Sun-Dried Tomato & Feta Egg Bites Recipe

Servings: 6 Total Time: 38 mins Difficulty: easy
Sun-Dried Tomato & Feta Egg Bites Recipe
Sun-Dried Tomato & Feta Egg Bites Recipe View Gallery 1 photo

Let’s be honest, mornings can be a whirlwind. A delicious, satisfying breakfast often feels like a distant dream, lost in the shuffle of finding keys and rushing out the door.

But what if you could have a little piece of that dream, ready and waiting for you? That’s the quiet promise of these egg bites.

They’re a warm, savory hug in a convenient, portable package, and they are about to change your entire morning routine for the better.

Why This Recipe Feels Like a Secret Weapon

There’s something almost magical about transforming simple eggs into such an elegant little meal. It feels like you’ve unlocked a life hack that everyone should know.

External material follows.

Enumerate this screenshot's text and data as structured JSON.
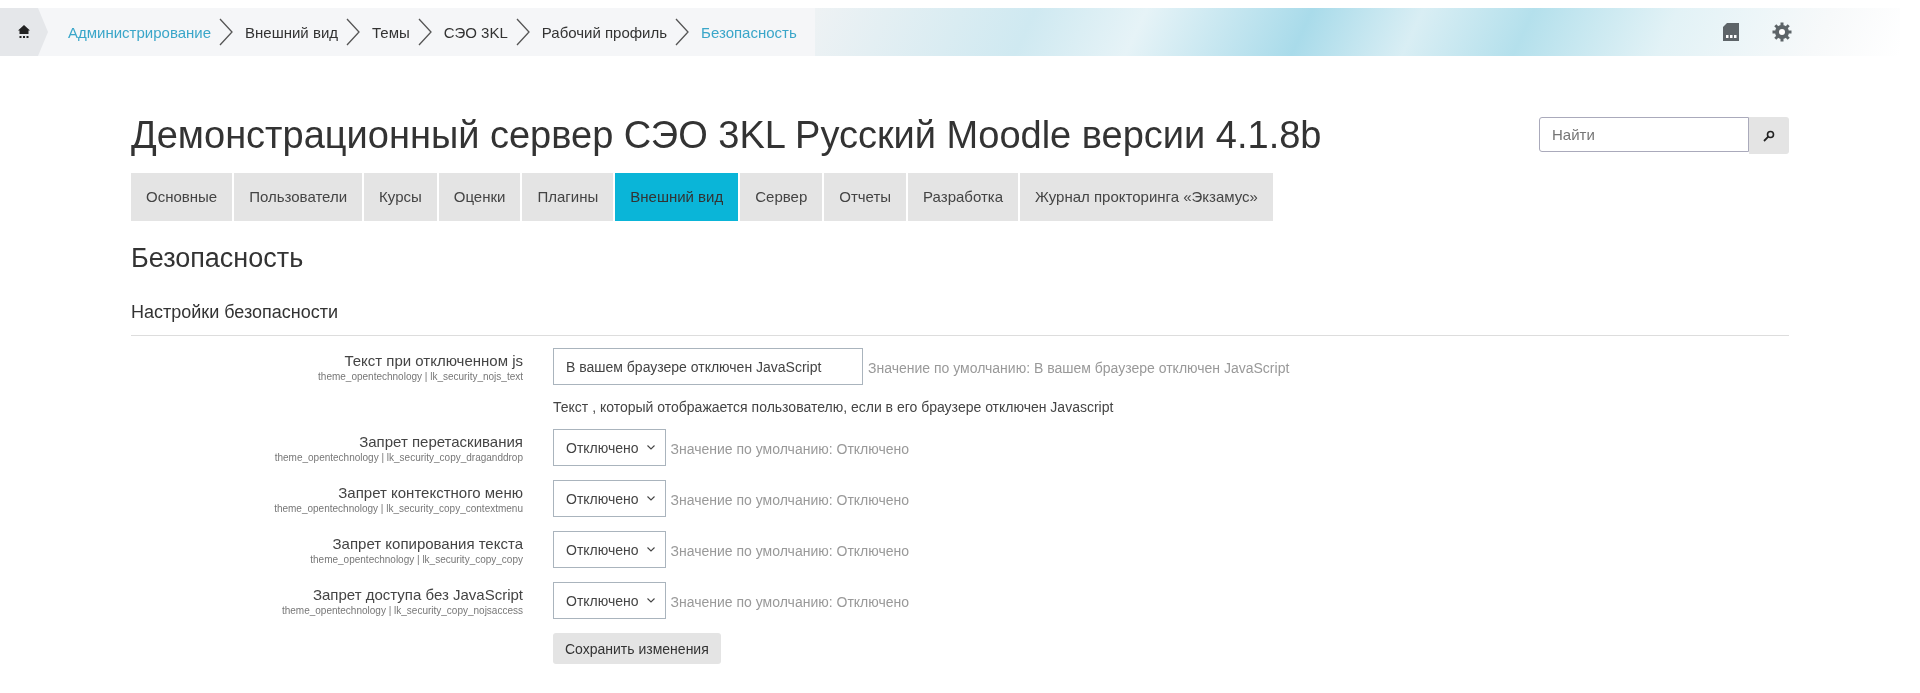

They’re infinitely better than any store-bought version, because you control every single, beautiful ingredient that goes into them.

And the best part? You can make a batch on a lazy Sunday and have breakfast sorted for days. It’s a small act of kindness, for your future, very busy self.

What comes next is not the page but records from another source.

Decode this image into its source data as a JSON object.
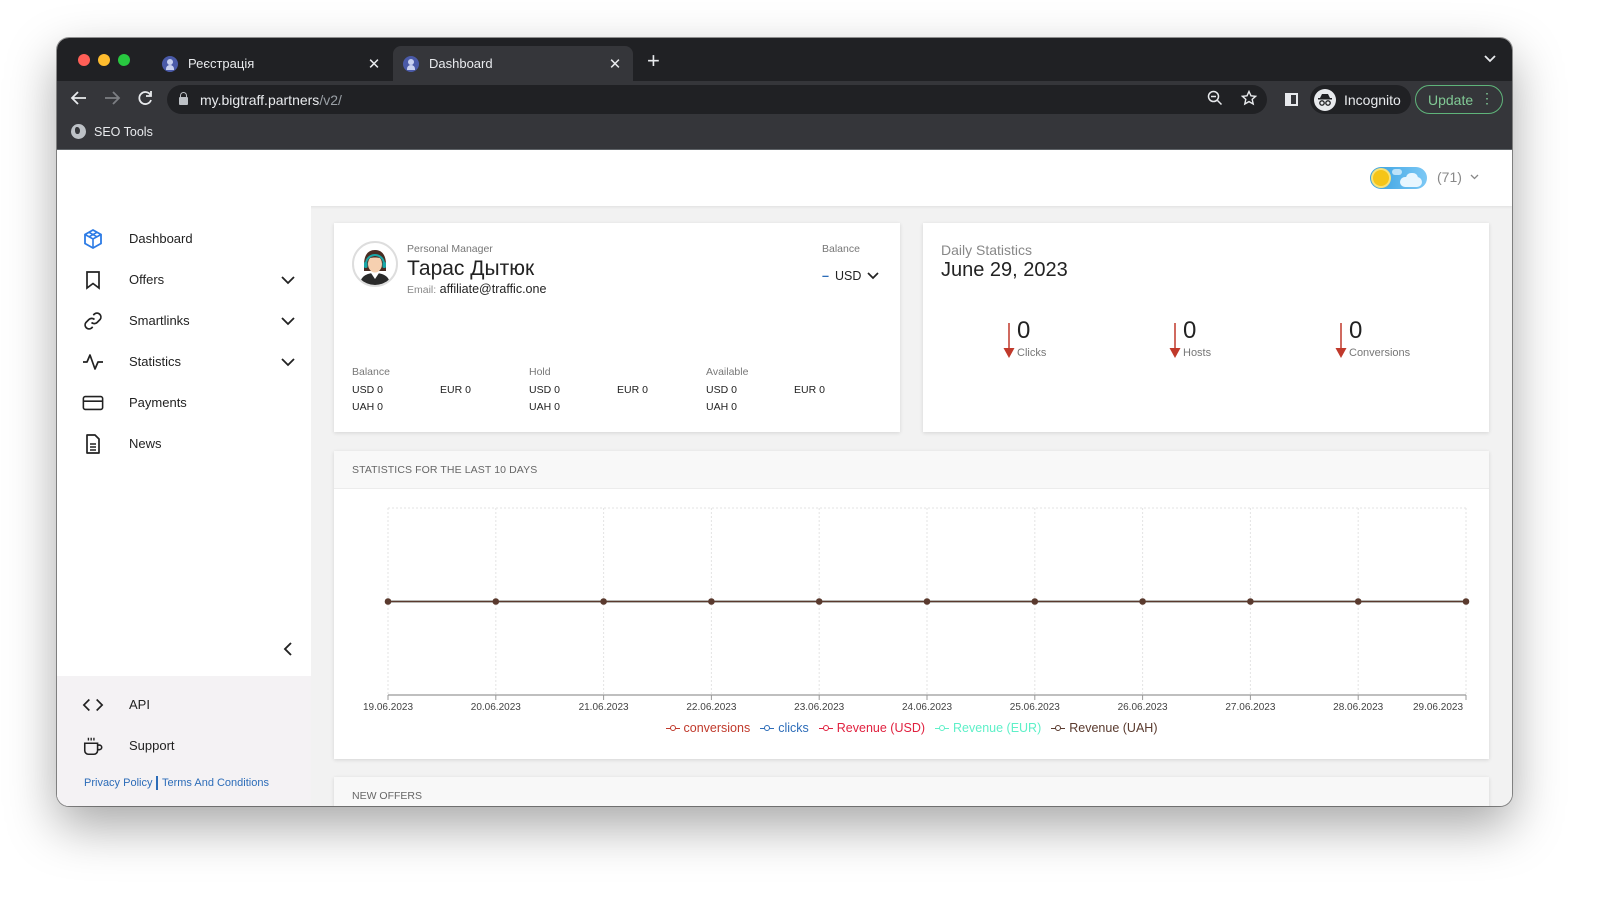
{
  "browser": {
    "tabs": [
      {
        "title": "Реєстрація",
        "active": false
      },
      {
        "title": "Dashboard",
        "active": true
      }
    ],
    "url_host": "my.bigtraff.partners",
    "url_path": "/v2/",
    "profile_label": "Incognito",
    "update_label": "Update",
    "bookmarks": [
      {
        "label": "SEO Tools"
      }
    ]
  },
  "header": {
    "notifications_count": "(71)",
    "theme": "light"
  },
  "sidebar": {
    "items": [
      {
        "label": "Dashboard",
        "icon": "cube-icon",
        "active": true,
        "expandable": false
      },
      {
        "label": "Offers",
        "icon": "bookmark-icon",
        "active": false,
        "expandable": true
      },
      {
        "label": "Smartlinks",
        "icon": "link-icon",
        "active": false,
        "expandable": true
      },
      {
        "label": "Statistics",
        "icon": "pulse-icon",
        "active": false,
        "expandable": true
      },
      {
        "label": "Payments",
        "icon": "credit-card-icon",
        "active": false,
        "expandable": false
      },
      {
        "label": "News",
        "icon": "document-icon",
        "active": false,
        "expandable": false
      }
    ],
    "bottom_items": [
      {
        "label": "API",
        "icon": "code-icon"
      },
      {
        "label": "Support",
        "icon": "coffee-cup-icon"
      }
    ],
    "footer_links": {
      "privacy": "Privacy Policy",
      "terms": "Terms And Conditions"
    }
  },
  "manager": {
    "label": "Personal Manager",
    "name": "Тарас Дытюк",
    "email_label": "Email:",
    "email": "affiliate@traffic.one",
    "balance_label": "Balance",
    "currency_selected": "USD",
    "currency_dash": "–"
  },
  "balances": [
    {
      "title": "Balance",
      "usd": "USD 0",
      "eur": "EUR 0",
      "uah": "UAH 0"
    },
    {
      "title": "Hold",
      "usd": "USD 0",
      "eur": "EUR 0",
      "uah": "UAH 0"
    },
    {
      "title": "Available",
      "usd": "USD 0",
      "eur": "EUR 0",
      "uah": "UAH 0"
    }
  ],
  "daily": {
    "label": "Daily Statistics",
    "date": "June 29, 2023",
    "stats": [
      {
        "value": "0",
        "label": "Clicks",
        "trend": "down"
      },
      {
        "value": "0",
        "label": "Hosts",
        "trend": "down"
      },
      {
        "value": "0",
        "label": "Conversions",
        "trend": "down"
      }
    ],
    "trend_color": "#c0392b"
  },
  "chart_section_title": "STATISTICS FOR THE LAST 10 DAYS",
  "chart_data": {
    "type": "line",
    "title": "STATISTICS FOR THE LAST 10 DAYS",
    "xlabel": "",
    "ylabel": "",
    "x": [
      "19.06.2023",
      "20.06.2023",
      "21.06.2023",
      "22.06.2023",
      "23.06.2023",
      "24.06.2023",
      "25.06.2023",
      "26.06.2023",
      "27.06.2023",
      "28.06.2023",
      "29.06.2023"
    ],
    "series": [
      {
        "name": "conversions",
        "color": "#c0392b",
        "values": [
          0,
          0,
          0,
          0,
          0,
          0,
          0,
          0,
          0,
          0,
          0
        ]
      },
      {
        "name": "clicks",
        "color": "#2c6cb8",
        "values": [
          0,
          0,
          0,
          0,
          0,
          0,
          0,
          0,
          0,
          0,
          0
        ]
      },
      {
        "name": "Revenue (USD)",
        "color": "#e0213f",
        "values": [
          0,
          0,
          0,
          0,
          0,
          0,
          0,
          0,
          0,
          0,
          0
        ]
      },
      {
        "name": "Revenue (EUR)",
        "color": "#5ef0c8",
        "values": [
          0,
          0,
          0,
          0,
          0,
          0,
          0,
          0,
          0,
          0,
          0
        ]
      },
      {
        "name": "Revenue (UAH)",
        "color": "#5a3a2e",
        "values": [
          0,
          0,
          0,
          0,
          0,
          0,
          0,
          0,
          0,
          0,
          0
        ]
      }
    ],
    "ylim": [
      -1,
      1
    ],
    "grid": true,
    "legend": "bottom-center"
  },
  "new_offers_title": "NEW OFFERS"
}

Ingredients Needed for the Recipe

  • 8 large eggs
  • 1/3 cup whole milk
  • 1 teaspoon dried oregano
  • 1/2 teaspoon garlic powder
  • 1/2 teaspoon ground pepper
  • 1/4 teaspoon salt
  • 3/4 cup crumbled feta cheese
  • 2/3 cup chopped oil-packed sun-dried tomatoes, drained
  • 1/3 cup chopped scallions

How to make Sun-Dried Tomato & Feta Egg Bites?

How to make Sun-Dried Tomato & Feta Egg Bites Recipe

Getting Your Kitchen Ready

First things first, let’s get that oven going. Preheat it to a cozy 350°F, that perfect temperature for gentle, even cooking.

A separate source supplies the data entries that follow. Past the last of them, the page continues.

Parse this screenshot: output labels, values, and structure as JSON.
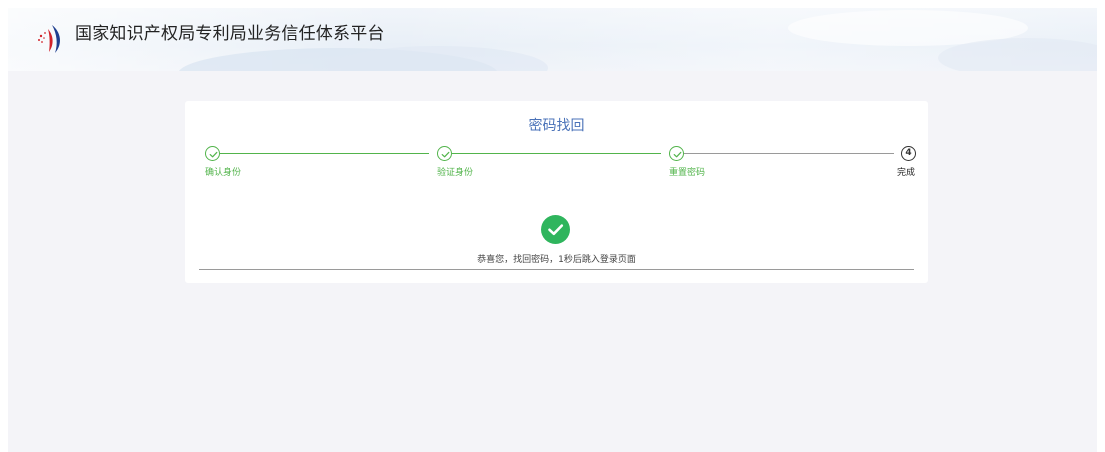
{
  "header": {
    "site_title": "国家知识产权局专利局业务信任体系平台",
    "logo_icon": "cnipa-logo-icon"
  },
  "card": {
    "title": "密码找回",
    "steps": [
      {
        "label": "确认身份",
        "status": "done",
        "icon": "check-circle-icon"
      },
      {
        "label": "验证身份",
        "status": "done",
        "icon": "check-circle-icon"
      },
      {
        "label": "重置密码",
        "status": "done",
        "icon": "check-circle-icon"
      },
      {
        "label": "完成",
        "status": "current",
        "number": "4"
      }
    ],
    "success_icon": "success-check-icon",
    "message": "恭喜您，找回密码，1秒后跳入登录页面"
  },
  "colors": {
    "accent_blue": "#4a72b8",
    "step_done": "#52b44b",
    "success": "#2fb55d",
    "page_bg": "#f4f4f8"
  }
}
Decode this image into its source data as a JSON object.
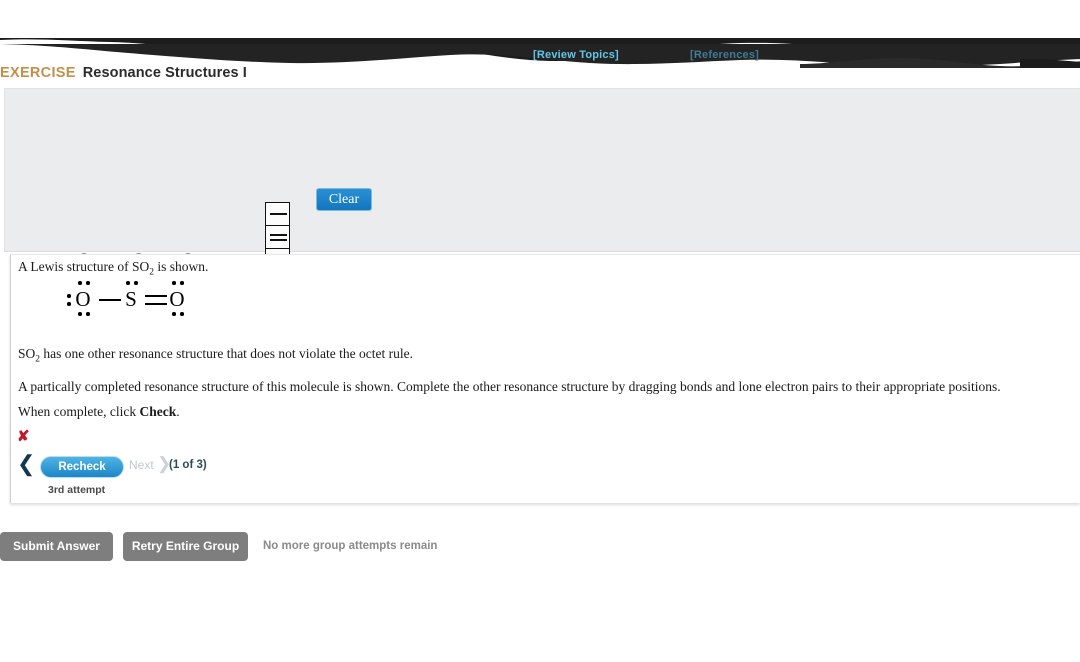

Now, grab your muffin tin and give it a good coat with cooking spray. This is a crucial little step, trust me, you don’t want to skip it.

A well-greased pan means your beautiful egg bites will slide right out, no fuss, no messy broken edges. It’s all about that clean release.

Creating the Creamy Egg Base

Crack those eggs into a large bowl, and pour in the milk. The milk is your secret weapon for a tender, almost custardy texture.

Now, add all those wonderful seasonings—the oregano, garlic powder, pepper, and salt. Then, just whisk, whisk, whisk!

You’re looking for it to be well combined and even a little frothy on top. That air you’re incorporating? That’s what gives them a lovely, light lift.

The Fun Part: Folding in the Goodies

Here’s where the personality comes in. Scatter in the crumbled feta, those brilliantly tangy sun-dried tomatoes, and the fresh, green bite of the scallions.

Use a spatula and fold everything together gently. You want to distribute all those colorful bits evenly, without deflating your frothy egg mixture.

It’s a beautiful sight, isn’t it? The deep red tomatoes, white feta, and green onions all swimming together. This is where you really see the meal coming to life.

Portioning and the Big Bake

Carefully divide the mixture among your waiting muffin cups. A measuring cup or a ladle works perfectly here, aiming for about 1/3 cup per cup.

Slide the tin into your preheated oven, and now, the hardest part: the wait. The aroma that will start to fill your kitchen is absolutely incredible.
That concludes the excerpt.